The expanded definition resulted in quick and fair decisions. About 725,000 asylum seekers from Eritrea, Iran, Iraq and Syria had approval rates of more than 50%. Meanwhile, 99% of the more than 275,000 nationals from countries in the Western Balkans — where many of the gravest human rights abuses have declined — were rejected. Germany currently has less than a quarter-million pending cases.

Forty years ago, Latin American governments agreed to the Cartagena Declaration, a regional instrument in the Americas that also remedies limitations in the Refugee Convention, expanding it to include “persons who have fled their country because their lives, safety, or freedom have been threatened by generalized violence, foreign aggression, internal conflicts, massive violation of human rights or other circumstances which have seriously disturbed public order.”

The Cartagena language — in combination with the Refugee Convention definition, grants of temporary protected status and other relaxed visa requirements — has enabled Latin American countries to provide residency permits and other legal statuses relatively quickly and flexibly to most of the 6.8 million people who have been uprooted by violence and unrest in Venezuela, all without expending the huge amount of time and resources the United States employs simply trying to determine asylum seekers’ eligibility for protection.

As a matter of principle and international law, the U.S. should make its asylum standard responsive to the actual threats faced by individuals fleeing foreign invasions, civil war, gang violence and even rising sea levels and other climate disasters.

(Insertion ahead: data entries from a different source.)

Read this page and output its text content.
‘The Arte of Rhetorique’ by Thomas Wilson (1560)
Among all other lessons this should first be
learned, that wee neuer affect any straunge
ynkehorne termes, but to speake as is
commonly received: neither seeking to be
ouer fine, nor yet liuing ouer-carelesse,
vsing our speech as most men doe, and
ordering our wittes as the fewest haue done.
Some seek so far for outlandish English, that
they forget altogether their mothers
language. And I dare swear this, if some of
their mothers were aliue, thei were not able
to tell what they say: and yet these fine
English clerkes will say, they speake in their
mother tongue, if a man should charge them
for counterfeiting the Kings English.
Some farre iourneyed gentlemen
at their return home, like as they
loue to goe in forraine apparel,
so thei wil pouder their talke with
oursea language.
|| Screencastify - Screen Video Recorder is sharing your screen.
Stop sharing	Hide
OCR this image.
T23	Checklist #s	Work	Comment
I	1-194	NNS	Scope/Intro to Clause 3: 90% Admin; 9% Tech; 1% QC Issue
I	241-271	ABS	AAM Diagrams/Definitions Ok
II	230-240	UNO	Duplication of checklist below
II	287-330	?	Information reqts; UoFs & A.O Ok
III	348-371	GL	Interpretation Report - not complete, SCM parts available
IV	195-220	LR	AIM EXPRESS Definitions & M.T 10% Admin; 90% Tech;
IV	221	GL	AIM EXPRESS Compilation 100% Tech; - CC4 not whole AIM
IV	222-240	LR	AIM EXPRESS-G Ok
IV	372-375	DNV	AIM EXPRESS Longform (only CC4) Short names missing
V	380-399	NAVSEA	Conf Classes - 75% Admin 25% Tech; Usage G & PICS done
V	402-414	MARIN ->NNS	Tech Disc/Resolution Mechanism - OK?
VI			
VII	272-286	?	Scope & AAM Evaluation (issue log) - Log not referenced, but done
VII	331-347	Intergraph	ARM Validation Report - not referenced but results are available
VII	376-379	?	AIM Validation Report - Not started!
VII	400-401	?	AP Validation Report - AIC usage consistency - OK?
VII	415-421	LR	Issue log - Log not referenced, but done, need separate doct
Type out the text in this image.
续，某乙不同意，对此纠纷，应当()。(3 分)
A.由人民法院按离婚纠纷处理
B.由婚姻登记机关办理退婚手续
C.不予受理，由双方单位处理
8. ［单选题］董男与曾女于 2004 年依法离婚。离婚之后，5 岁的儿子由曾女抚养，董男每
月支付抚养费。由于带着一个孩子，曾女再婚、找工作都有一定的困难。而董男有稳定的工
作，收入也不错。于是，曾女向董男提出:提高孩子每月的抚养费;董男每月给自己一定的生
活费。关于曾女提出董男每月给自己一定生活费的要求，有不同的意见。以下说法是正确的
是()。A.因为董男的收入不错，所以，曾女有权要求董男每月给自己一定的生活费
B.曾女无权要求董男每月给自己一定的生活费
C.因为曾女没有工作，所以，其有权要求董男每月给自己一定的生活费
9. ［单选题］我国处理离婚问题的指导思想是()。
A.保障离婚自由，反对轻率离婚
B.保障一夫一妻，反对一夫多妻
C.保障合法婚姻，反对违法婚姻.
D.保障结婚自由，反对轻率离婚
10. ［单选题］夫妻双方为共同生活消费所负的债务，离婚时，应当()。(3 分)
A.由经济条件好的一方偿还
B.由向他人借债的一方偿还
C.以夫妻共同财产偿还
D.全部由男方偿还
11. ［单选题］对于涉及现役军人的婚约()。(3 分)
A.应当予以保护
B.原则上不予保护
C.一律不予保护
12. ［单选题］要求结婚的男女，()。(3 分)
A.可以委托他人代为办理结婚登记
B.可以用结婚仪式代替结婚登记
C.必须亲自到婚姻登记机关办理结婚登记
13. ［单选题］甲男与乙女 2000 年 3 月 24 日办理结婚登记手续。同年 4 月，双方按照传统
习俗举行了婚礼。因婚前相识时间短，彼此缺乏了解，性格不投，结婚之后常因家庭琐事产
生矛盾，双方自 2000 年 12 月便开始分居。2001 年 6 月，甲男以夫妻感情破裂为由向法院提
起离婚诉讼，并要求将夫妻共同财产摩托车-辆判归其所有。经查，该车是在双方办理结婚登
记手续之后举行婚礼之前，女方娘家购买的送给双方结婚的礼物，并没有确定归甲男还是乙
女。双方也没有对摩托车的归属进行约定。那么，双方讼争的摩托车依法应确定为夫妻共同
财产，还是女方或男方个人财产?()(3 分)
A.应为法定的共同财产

An expanded refugee definition is not the same as an open invitation to migrate. It would require applicants to demonstrate that they face inhuman and degrading treatment or serious threats to life or physical integrity because of a real risk of violence, or because of exceptional situations, such as natural or human-made disasters, for which there is no adequate remedy at home. Those criteria are more straightforward to assess than a “well-founded fear of persecution.” Applicants whose asylum claims rest on economic grounds also would be easier to identify, more quickly rejected and subject to deportation.

The U.S. should do what Germany, the 26 other European Union member states and 16 Latin American countries have done: Update its understanding of who deserves refugee protection to match the forces uprooting people today. By expanding its arbitrary definition of “refugee,” the U.S. could better manage the influx of those seeking protection at the border and make its broader asylum system more efficient and humane.